An increase in pretreatment drug resistance (PDR) to first-line antiretroviral therapy (ART) in low-income countries has been recently described. Herein we analyze the prevalence of PDR and risk of virologic failure (VF) over time among migrants to Italy enrolled in ARCA.
HIV-1 sequences from ART-naïve patients of non-Italian-nationality were retrieved from ARCA database from 1998 to 2017. PDR was defined by at least one mutation from the reference 2009-WHO-surveillance-list.

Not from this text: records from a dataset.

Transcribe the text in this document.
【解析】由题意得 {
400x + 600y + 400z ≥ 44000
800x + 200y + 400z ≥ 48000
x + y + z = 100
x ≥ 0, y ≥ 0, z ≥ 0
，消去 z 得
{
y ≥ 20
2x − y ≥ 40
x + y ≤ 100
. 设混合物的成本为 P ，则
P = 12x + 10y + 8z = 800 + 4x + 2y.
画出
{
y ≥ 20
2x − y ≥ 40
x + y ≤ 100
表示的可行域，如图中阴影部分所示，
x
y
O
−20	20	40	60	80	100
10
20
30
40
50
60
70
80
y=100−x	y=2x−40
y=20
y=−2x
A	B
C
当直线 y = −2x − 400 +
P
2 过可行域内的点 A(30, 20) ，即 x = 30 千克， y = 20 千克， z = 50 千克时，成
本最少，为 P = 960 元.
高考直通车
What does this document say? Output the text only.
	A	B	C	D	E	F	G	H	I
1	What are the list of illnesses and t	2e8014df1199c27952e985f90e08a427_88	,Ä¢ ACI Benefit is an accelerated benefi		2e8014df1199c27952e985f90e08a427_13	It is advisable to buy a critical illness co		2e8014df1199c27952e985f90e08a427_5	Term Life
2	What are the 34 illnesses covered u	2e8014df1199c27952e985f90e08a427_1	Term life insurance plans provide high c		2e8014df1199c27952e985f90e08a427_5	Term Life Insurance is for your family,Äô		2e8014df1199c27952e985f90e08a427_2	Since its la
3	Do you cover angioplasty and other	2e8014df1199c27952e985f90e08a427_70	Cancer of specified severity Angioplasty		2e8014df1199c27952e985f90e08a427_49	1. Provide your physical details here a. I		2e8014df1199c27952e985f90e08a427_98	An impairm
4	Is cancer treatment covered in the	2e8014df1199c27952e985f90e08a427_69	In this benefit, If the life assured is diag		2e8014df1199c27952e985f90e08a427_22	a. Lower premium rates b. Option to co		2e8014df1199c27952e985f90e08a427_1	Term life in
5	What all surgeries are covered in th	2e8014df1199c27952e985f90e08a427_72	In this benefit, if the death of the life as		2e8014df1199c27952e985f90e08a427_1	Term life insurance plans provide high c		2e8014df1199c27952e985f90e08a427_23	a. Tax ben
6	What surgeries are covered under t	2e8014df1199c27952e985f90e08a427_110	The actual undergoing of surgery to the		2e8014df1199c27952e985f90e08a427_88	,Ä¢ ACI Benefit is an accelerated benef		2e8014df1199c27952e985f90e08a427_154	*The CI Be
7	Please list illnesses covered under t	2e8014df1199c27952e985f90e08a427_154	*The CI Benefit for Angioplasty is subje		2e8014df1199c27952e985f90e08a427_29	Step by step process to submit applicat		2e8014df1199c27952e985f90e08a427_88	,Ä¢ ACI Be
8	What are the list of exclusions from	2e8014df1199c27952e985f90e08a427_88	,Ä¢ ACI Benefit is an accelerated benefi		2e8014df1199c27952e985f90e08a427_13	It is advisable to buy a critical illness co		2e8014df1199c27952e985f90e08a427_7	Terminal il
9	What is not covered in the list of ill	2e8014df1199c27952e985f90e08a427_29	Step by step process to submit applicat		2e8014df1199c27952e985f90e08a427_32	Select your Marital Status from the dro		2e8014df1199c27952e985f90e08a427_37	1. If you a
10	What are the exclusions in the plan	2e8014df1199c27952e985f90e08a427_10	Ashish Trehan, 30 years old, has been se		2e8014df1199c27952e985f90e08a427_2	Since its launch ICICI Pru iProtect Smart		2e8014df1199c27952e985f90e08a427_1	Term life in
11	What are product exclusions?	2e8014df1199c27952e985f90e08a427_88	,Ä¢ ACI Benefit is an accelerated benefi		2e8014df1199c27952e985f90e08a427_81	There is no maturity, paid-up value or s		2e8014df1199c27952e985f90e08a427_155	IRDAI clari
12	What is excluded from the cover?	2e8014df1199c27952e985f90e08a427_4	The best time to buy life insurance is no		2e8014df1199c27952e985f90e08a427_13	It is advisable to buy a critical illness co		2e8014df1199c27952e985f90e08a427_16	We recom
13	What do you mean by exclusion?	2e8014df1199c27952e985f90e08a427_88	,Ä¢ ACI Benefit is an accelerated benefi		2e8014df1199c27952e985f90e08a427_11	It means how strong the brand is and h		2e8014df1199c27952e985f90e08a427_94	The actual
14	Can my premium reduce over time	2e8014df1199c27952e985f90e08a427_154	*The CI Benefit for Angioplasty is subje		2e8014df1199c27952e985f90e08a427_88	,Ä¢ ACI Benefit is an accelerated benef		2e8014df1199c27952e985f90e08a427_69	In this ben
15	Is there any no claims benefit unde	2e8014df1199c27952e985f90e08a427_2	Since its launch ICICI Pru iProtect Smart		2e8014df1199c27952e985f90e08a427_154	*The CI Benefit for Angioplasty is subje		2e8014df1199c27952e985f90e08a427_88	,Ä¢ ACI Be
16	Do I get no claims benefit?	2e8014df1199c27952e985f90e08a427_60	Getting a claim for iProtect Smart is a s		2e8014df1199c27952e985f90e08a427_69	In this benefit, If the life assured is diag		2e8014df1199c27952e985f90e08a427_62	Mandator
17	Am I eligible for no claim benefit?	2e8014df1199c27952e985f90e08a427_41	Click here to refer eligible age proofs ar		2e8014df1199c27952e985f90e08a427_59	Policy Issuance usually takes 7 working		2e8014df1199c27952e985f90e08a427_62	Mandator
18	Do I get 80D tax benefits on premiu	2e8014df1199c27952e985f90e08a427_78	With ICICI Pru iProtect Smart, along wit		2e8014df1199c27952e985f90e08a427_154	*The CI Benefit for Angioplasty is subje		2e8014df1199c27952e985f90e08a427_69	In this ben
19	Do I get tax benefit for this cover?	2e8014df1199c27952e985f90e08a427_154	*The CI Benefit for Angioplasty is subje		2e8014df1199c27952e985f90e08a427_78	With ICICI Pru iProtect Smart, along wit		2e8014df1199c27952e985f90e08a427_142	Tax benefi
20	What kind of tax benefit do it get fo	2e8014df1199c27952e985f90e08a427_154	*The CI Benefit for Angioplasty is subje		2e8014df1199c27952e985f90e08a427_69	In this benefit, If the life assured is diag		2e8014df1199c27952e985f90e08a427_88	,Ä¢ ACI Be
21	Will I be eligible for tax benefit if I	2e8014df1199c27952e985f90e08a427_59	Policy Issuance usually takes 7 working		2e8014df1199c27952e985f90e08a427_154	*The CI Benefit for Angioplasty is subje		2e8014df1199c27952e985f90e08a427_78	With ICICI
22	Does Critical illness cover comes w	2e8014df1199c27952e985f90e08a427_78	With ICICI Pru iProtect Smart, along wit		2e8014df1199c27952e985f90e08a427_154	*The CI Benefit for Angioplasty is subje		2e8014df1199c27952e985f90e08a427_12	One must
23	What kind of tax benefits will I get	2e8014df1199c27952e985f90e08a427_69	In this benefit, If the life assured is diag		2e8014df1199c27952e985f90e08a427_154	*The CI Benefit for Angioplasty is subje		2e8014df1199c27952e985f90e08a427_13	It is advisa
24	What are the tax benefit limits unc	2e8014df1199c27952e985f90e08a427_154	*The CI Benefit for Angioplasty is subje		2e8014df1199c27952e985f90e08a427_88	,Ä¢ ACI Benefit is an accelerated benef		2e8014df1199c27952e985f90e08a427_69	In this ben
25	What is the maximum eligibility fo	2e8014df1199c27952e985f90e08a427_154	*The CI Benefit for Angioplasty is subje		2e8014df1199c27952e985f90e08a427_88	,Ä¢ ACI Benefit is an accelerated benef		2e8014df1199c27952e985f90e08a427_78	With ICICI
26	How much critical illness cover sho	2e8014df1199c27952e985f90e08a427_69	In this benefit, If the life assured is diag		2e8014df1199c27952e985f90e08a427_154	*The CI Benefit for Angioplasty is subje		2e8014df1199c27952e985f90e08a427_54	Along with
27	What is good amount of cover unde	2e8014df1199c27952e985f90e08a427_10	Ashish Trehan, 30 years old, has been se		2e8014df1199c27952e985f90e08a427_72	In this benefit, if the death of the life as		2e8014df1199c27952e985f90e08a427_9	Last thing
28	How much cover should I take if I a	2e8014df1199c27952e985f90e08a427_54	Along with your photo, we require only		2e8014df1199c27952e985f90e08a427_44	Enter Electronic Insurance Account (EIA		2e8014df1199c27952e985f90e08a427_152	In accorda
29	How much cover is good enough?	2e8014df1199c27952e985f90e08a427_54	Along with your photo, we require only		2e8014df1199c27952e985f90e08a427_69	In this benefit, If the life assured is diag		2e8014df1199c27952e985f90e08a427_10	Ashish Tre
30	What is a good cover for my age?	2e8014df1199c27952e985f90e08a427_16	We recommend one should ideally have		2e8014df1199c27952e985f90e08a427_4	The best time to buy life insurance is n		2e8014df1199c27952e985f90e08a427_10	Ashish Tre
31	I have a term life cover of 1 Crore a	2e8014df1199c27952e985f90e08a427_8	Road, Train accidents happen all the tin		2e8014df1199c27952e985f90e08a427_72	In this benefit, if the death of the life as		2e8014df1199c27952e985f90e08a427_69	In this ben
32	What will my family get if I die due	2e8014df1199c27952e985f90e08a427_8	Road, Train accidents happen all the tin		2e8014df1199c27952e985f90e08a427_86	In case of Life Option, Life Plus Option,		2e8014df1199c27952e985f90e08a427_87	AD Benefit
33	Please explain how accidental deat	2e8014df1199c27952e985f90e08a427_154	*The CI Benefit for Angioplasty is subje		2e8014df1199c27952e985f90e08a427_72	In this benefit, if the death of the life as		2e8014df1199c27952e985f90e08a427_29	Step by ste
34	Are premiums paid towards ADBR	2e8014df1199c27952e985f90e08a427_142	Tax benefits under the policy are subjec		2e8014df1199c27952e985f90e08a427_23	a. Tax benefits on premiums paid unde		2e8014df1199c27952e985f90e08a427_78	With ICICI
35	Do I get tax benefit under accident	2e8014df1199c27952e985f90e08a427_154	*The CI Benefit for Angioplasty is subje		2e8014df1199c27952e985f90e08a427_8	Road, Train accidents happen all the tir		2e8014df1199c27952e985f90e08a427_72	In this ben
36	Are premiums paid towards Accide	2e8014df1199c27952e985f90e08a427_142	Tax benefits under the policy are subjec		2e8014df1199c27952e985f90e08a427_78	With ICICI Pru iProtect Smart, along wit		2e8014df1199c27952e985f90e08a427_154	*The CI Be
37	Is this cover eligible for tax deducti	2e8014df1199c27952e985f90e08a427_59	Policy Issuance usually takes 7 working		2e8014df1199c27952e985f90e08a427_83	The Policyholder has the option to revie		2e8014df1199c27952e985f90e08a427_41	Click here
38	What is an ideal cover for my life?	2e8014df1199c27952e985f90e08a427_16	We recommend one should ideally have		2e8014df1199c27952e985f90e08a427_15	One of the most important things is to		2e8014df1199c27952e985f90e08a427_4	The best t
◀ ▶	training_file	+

Protease/reverse-transcriptase sequences from 1,155 patients, mainly migrants from Sub-Saharan Africa (SSA) (42%), followed by Latin America (LA) (25%) and Western Countries (WE) (21%), were included. PDR was detected in 8.6% of sequences (13.1% vs 5.8% for B and non-B strains, respectively, p<0.001). 2.1% of patients carried a PDR for protease inhibitors (PIs) (2.1% vs 2.3%, p=0.893), 3.9% for nucleos(t)ide-reverse-transcriptase inhibitors (NRTI) (6.8% vs 2.1%, p<0.001) and 4.3% for non-nucleos(t)ide-reverse-transcriptase inhibitors (NNRTI) (6.3% vs 3.1%, p=0.013). Overall, prevalence of PDR over the years remained stable, while it decreased for PIs in LA (p=0.021), and for NRTI (p=0.020) among migrants from WE. Having more than 1 class of PDR (p=0.015 vs. absence of PDR), higher viral load at diagnosis (p=0.008) and being migrants from SSA (p=0.001 vs. WE) were predictive of VF, while a recent calendar year of diagnosis (p<0.001) was protective for VF.
PDR appeared to be stable over the years in migrants to Italy enrolled in ARCA; however, it still remains an important cause of VF together with VL at diagnosis.